A peculiar incident took place in Buxur district of Bihar on Thursday when the angry workers forced the officials of a prominent cotton factory to flee their village, saying they no longer want to go outside and are happy with what they have. The company staff had come with at least five minibuses to carry the labourers with them.
Residents from the Mathila village were surprised when they found as many as five buses waiting for them outside the village once they got up in the morning on Thursday. No sooner had they stepped out of their homes than the manager of a cotton mill factory at Panipat in Haryana along with another company official asked the workers to go with them.
The manager requested the workers to get ready and ride the luxury buses saying the factory has run into a huge loss owing to the shortage of workers. The manager also promised to give an advance of Rs10,000 to each worker on the spot and handsome wages but none agreed to go with them. Instead the angry labourers behaved roughly and hurled abuse at them for abandoning them during the time of crisis. As many as 110 workers from this particular village worked in that cotton mill before lockdown but now all have returned to their home.
“You left us to die when the lockdown was enforced. You didn’t think a bit as to how our family will survive? Who will help us in crisis? How will we pay the room rent?” one of the workers Pyarelal Rajak told the manager.
Another worker Dilip Tatavan said as many as 17 of them survived on one kilogram of flour when they faced severe financial crisis after the factory was shut due to lockdown and they were not paid their wages or even an advance to buy necessary goods. “Quite many of us sold out our goods which we had bought after hard labour like scrap and reached home after hiring a truck. Each of us had to pay Rs3,000. We can’t forget the torture in the whole of our lifetime. We will live on salt but won’t leave our home,” said another worker Pintu Kumar.

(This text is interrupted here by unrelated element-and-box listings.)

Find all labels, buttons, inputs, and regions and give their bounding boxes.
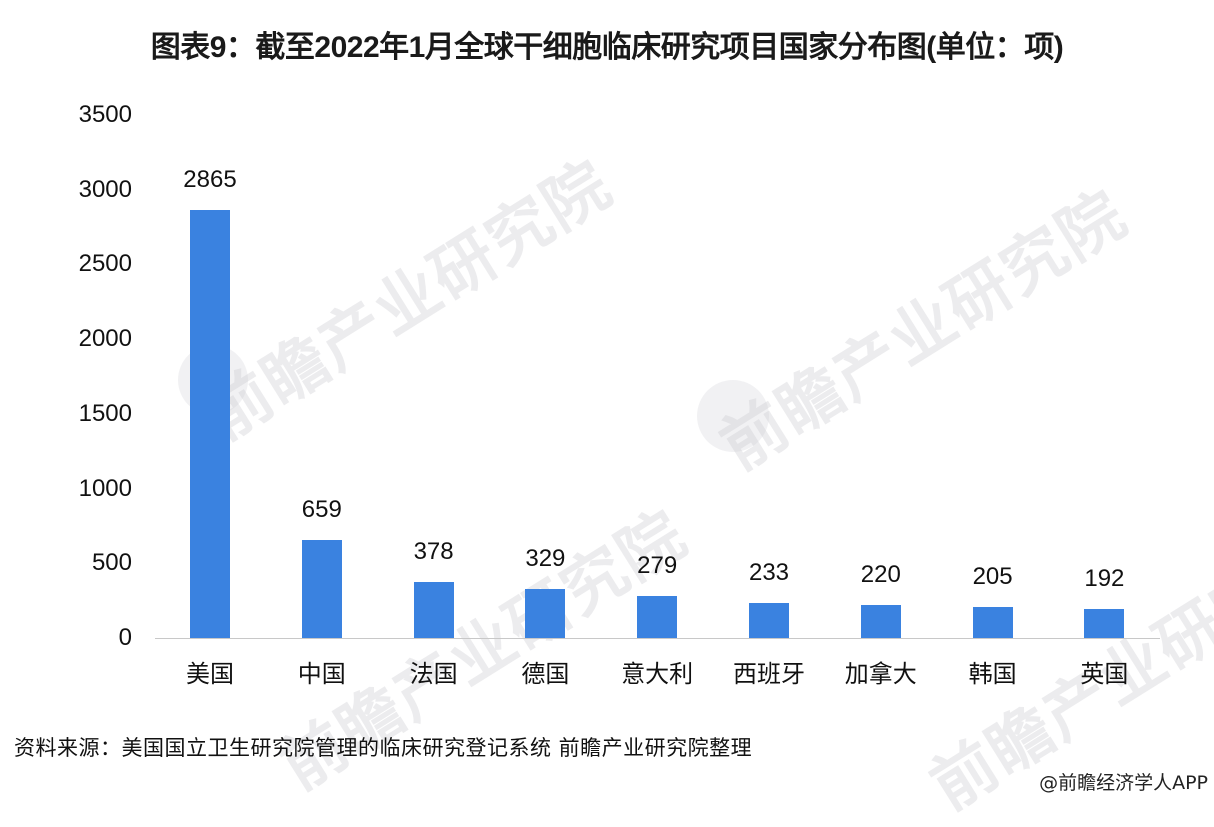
x-category-label: 德国: [521, 660, 570, 688]
x-category-label: 意大利: [621, 660, 694, 688]
bar[interactable]: [413, 581, 454, 638]
source-note: 资料来源：美国国立卫生研究院管理的临床研究登记系统 前瞻产业研究院整理: [14, 736, 753, 760]
bar-value-label: 2865: [183, 165, 237, 193]
bar[interactable]: [525, 588, 566, 638]
x-category-label: 西班牙: [733, 660, 805, 688]
x-axis-line: [155, 638, 1160, 639]
y-tick-label: 2000: [78, 325, 132, 353]
bar-value-label: 279: [637, 552, 678, 580]
bar-value-label: 205: [972, 563, 1013, 591]
plot-area: 前瞻产业研究院 前瞻产业研究院 前瞻产业研究院 前瞻产业研究院 0 500 1000 1500…: [78, 101, 1214, 825]
bar-value-label: 329: [525, 544, 566, 572]
y-tick-label: 1500: [78, 399, 132, 427]
bar-value-label: 233: [748, 559, 790, 587]
bar[interactable]: [637, 596, 678, 638]
bar[interactable]: [190, 209, 230, 638]
y-tick-label: 0: [118, 624, 132, 651]
y-tick-label: 3000: [78, 175, 132, 203]
x-category-label: 中国: [297, 660, 346, 688]
watermark: 前瞻产业研究院: [708, 177, 1140, 485]
x-category-label: 英国: [1080, 660, 1129, 688]
credit-text: @前瞻经济学人APP: [1039, 772, 1208, 794]
x-category-label: 韩国: [968, 660, 1017, 688]
bar[interactable]: [860, 605, 901, 638]
x-category-label: 加拿大: [844, 660, 917, 688]
bar[interactable]: [301, 539, 342, 638]
y-tick-label: 1000: [78, 474, 132, 502]
watermark-logo-icon: [697, 380, 769, 452]
bar-value-label: 659: [301, 495, 342, 523]
y-tick-label: 2500: [78, 250, 132, 278]
x-category-label: 美国: [186, 660, 234, 688]
bar[interactable]: [749, 603, 789, 638]
bar-value-label: 378: [413, 537, 454, 565]
bar-value-label: 192: [1084, 565, 1125, 593]
chart-title: 图表9：截至2022年1月全球干细胞临床研究项目国家分布图(单位：项): [150, 31, 1064, 64]
bar-value-label: 220: [860, 561, 901, 589]
x-category-label: 法国: [409, 660, 458, 688]
y-tick-label: 3500: [78, 101, 132, 128]
y-tick-label: 500: [91, 549, 132, 577]
bar[interactable]: [972, 607, 1013, 638]
bar[interactable]: [1084, 609, 1125, 638]
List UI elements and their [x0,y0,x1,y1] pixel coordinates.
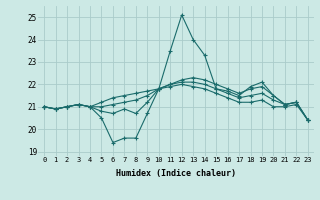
X-axis label: Humidex (Indice chaleur): Humidex (Indice chaleur) [116,169,236,178]
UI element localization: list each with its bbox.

Villagers said the company officials stayed at the village for some two hours and continued beseeching for help but the workers remained unmoved. Many migrant workers who returned home have turned to farming, are selling vegetables or fish or got jobs in the government-run Mahatma Gandhi National Rural Employment Guarantee Act (MGNREGA).
At the same time, hundreds of migrant workers in other districts of Bihar, however, have gone back to the old places as they didn’t get any job in their areas and had been battling starvation. In several districts of Bihar, such as Muzaffarpur, Saharsa, Purnia, West Champaran, Sheohar and Sitamarhi, big farmers have sent luxury buses, cars, tickets for A/C trains and even plane tickets to lure the workers after facing severe crisis of workers post lockdown.
An estimated three million migrants have returned to the state after lockdown—while over 2.1 million returned by Shramik special trains, the rest came by hiring vehicles or walking on foot, covering a distance of more than a thousand kilometres under sweltering heat and living on paltry food.